Working in Old Age Can’t Be the Only Answer to the Retirement Crisis
Teresa Ghilarducci, a labor economist, begins her new book with a story about an 82-year-old cashier at Walmart who was able to retire — finally — after a customer started a GoFundMe campaign for him that blew up on social media. “Is this what America’s retirement system has come to?” she asks. “Are we heading for a TikTok pension system?”
Ghilarducci argues that working longer is not the solution to America’s retirement crisis, in which millions of people don’t have enough money for a comfortable old age. The most important fix, she says, is to shore up Social Security and complement it with a new automatic-enrollment pension plan for workers who lack access to an employer-sponsored retirement plan. Low- and moderate-income workers would get matching contributions from the government. (People could opt out of contributing, but then they wouldn’t get the match.)
I’ve been arguing that working longer kind of is the solution for the retirement crisis, or at least part of the solution. Now that I’ve read her book I’m more sympathetic to her point of view, even if I’m not all the way over to her side.

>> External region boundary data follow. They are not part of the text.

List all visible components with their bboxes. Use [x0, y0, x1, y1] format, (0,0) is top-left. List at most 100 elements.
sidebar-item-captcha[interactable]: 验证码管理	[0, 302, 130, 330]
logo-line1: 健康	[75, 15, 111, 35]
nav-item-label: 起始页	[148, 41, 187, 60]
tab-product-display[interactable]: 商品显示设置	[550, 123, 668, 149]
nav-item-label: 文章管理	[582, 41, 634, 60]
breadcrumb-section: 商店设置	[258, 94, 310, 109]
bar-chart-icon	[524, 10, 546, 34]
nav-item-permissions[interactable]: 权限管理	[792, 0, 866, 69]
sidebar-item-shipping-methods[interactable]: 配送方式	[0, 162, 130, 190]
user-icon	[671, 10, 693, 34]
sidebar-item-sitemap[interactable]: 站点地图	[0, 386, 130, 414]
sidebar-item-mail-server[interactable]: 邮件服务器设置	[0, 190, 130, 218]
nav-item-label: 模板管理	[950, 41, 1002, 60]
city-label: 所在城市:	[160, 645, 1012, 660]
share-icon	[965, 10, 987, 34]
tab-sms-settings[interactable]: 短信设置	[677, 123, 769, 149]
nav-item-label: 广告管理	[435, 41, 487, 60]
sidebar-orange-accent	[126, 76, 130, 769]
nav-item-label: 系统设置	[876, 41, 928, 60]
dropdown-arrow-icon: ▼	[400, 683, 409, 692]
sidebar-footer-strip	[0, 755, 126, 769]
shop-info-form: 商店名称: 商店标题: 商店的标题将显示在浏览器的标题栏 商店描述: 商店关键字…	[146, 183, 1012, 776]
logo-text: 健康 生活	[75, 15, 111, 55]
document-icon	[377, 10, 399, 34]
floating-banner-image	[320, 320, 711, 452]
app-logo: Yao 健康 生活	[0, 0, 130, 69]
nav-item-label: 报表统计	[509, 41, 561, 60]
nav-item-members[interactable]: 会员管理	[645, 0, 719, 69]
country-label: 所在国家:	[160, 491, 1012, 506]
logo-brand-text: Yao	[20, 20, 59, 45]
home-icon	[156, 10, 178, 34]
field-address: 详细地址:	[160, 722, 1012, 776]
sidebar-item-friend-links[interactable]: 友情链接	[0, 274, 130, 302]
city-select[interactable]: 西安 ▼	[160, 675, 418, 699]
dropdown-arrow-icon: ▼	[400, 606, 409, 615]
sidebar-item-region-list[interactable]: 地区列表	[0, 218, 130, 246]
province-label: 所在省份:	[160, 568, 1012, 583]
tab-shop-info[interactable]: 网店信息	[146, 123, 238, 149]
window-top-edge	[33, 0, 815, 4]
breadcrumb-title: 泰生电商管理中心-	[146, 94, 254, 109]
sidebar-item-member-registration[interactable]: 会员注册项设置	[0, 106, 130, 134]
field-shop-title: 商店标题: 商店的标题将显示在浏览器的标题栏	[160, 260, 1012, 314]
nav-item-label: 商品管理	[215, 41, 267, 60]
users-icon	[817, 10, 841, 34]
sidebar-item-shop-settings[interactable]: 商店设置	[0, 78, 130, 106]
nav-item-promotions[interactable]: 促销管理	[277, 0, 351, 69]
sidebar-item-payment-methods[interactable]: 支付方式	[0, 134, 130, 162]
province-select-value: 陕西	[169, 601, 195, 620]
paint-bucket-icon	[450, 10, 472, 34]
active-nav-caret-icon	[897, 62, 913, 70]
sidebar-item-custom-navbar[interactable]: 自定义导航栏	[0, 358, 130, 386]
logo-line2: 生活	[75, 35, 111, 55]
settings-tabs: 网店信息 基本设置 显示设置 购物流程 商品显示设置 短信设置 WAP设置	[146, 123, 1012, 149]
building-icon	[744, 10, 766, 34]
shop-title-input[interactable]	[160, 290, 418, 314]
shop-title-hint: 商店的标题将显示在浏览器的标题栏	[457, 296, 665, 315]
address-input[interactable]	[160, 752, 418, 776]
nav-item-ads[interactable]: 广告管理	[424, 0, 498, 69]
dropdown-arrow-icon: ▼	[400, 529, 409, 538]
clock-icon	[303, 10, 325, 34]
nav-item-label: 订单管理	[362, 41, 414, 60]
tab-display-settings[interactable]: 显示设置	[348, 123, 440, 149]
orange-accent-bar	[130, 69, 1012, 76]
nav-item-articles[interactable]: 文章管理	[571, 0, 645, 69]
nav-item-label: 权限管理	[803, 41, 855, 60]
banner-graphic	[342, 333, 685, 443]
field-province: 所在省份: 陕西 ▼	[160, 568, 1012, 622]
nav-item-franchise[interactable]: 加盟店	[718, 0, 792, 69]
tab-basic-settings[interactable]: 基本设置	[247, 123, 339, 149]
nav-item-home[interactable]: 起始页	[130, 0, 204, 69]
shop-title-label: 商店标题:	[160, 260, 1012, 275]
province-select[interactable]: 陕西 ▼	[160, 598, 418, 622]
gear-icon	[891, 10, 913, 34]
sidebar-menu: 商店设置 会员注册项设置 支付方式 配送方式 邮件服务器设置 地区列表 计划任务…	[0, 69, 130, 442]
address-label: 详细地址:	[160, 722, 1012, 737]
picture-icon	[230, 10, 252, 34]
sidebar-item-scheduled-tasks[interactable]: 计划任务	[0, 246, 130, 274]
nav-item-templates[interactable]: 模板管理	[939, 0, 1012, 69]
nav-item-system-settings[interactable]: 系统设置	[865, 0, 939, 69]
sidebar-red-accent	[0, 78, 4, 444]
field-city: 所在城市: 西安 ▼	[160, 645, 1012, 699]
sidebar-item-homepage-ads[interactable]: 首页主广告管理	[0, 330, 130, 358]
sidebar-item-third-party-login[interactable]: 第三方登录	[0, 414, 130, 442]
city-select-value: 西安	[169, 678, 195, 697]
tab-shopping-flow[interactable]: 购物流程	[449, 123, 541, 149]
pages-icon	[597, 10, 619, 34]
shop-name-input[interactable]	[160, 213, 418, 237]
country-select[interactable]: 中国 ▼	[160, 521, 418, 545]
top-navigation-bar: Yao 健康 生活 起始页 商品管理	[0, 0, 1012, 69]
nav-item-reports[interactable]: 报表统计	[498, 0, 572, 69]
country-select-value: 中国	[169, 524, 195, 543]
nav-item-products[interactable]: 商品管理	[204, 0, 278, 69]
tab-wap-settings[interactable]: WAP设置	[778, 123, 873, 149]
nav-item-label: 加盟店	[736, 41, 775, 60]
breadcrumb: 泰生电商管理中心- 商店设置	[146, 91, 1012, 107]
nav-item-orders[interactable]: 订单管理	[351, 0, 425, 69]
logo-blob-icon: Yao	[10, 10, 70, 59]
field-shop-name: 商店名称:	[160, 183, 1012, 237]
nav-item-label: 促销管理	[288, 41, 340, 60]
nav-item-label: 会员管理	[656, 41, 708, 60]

The book is “Work, Retire, Repeat: The Uncertainty of Retirement in the New Economy.” Ghilarducci is a professor of economics and policy analysis at the New School for Social Research in New York. She frequently testifies before Congress on retirement insecurity. The book sums up decades of research in a fiery style. “Yes, Granny deserves a good job if she wants one,” she writes, “but working until you drop is not a civilized plan for a civilized society.”
I’ll start with a chart that shows why I’ve always thought that working longer makes sense as a partial solution to the retirement crisis. It shows the average number of years Americans spend in retirement rising from around 13 in 1970 to nearly 20 in 2010 before declining a bit in the following decade.